A Ship To The Other Side
Boats had become a core feature of Viking society. They were generally feared for their impressive tactics on the water. Using boats was essential to their thriving as an ancient European society.
But boats were not merely used as a mode of transport – they were also seen as spiritual devices that could transport the dead across the waters to ‘Valhalla’ – the resting place of the dead. The dead were buried in boats marked by stones, guiding their passage to Valhalla.
An Ancient Burial
The Vikings believed that after death, a warrior’s soul would be carried over the ocean to the land of Valhalla. Valhalla was thought to be the place where the Gods resided and where the dead would eventually come to rest.
It was paradise, and after death, they would all be reunited there. Because of this, ceremonial burials were a big part of Viking culture. When a King or nobleman died, his servants would be sacrificed with him and riches would be buried as well. Knowing this information helped archaeologists realize exactly what they had stumbled across…
Viking Burial Ship
It turns out that the discovery they had made was an ancient Viking burial ship that was used to bury what we now believe to be either a king or a nobleman. Researchers managed to deduce this based on the size and location of the ancient vessel.

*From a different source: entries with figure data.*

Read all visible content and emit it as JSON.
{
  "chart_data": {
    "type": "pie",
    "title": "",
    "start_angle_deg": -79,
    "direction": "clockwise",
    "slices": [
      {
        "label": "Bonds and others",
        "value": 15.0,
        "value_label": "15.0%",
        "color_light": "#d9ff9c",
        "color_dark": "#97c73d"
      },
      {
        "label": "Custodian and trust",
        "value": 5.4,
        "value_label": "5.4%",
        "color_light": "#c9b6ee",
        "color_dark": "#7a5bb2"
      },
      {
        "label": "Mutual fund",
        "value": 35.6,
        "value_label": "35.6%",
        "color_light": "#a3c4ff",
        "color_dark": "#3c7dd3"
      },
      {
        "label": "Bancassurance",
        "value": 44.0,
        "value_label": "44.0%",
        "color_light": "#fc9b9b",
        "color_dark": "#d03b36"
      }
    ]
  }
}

Men from lower classes were usually buried in smaller boats, but when a nobleman or King died, they were generally buried in their own longboat, complete with riches and servants for the afterlife!
A Massive Discovery
What had started off as a simple experiment had turned into one of the largest finds in recent history!

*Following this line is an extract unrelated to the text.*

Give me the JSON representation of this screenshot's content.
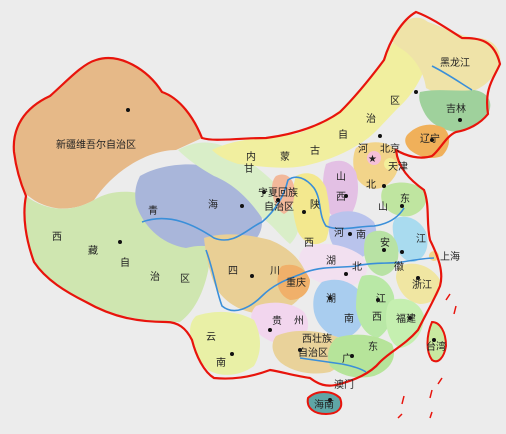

The researchers though, realized that the discovery was still laden with issues, as actually extracting the deeply buried boat would prove to be a difficult challenge and has yet to be conducted. But the discovery proves that the Vikings also set up large villages much further inland than was previously understood about them. A discovery of this size is truly a notable moment in history!
Reunited With Thor
The discovery of the ancient burial ship has been cited as one of the most impressive finds for NIKU in recent years. Many had believed that all of these burial ships had all already been discovered or that most were lost to the ages.
However, the discovery has encouraged researchers to widen their search and increase the process, with the hopes of making more amazing discoveries. At least now we know that this ancient king or nobleman was reunited with Thor in Valhalla!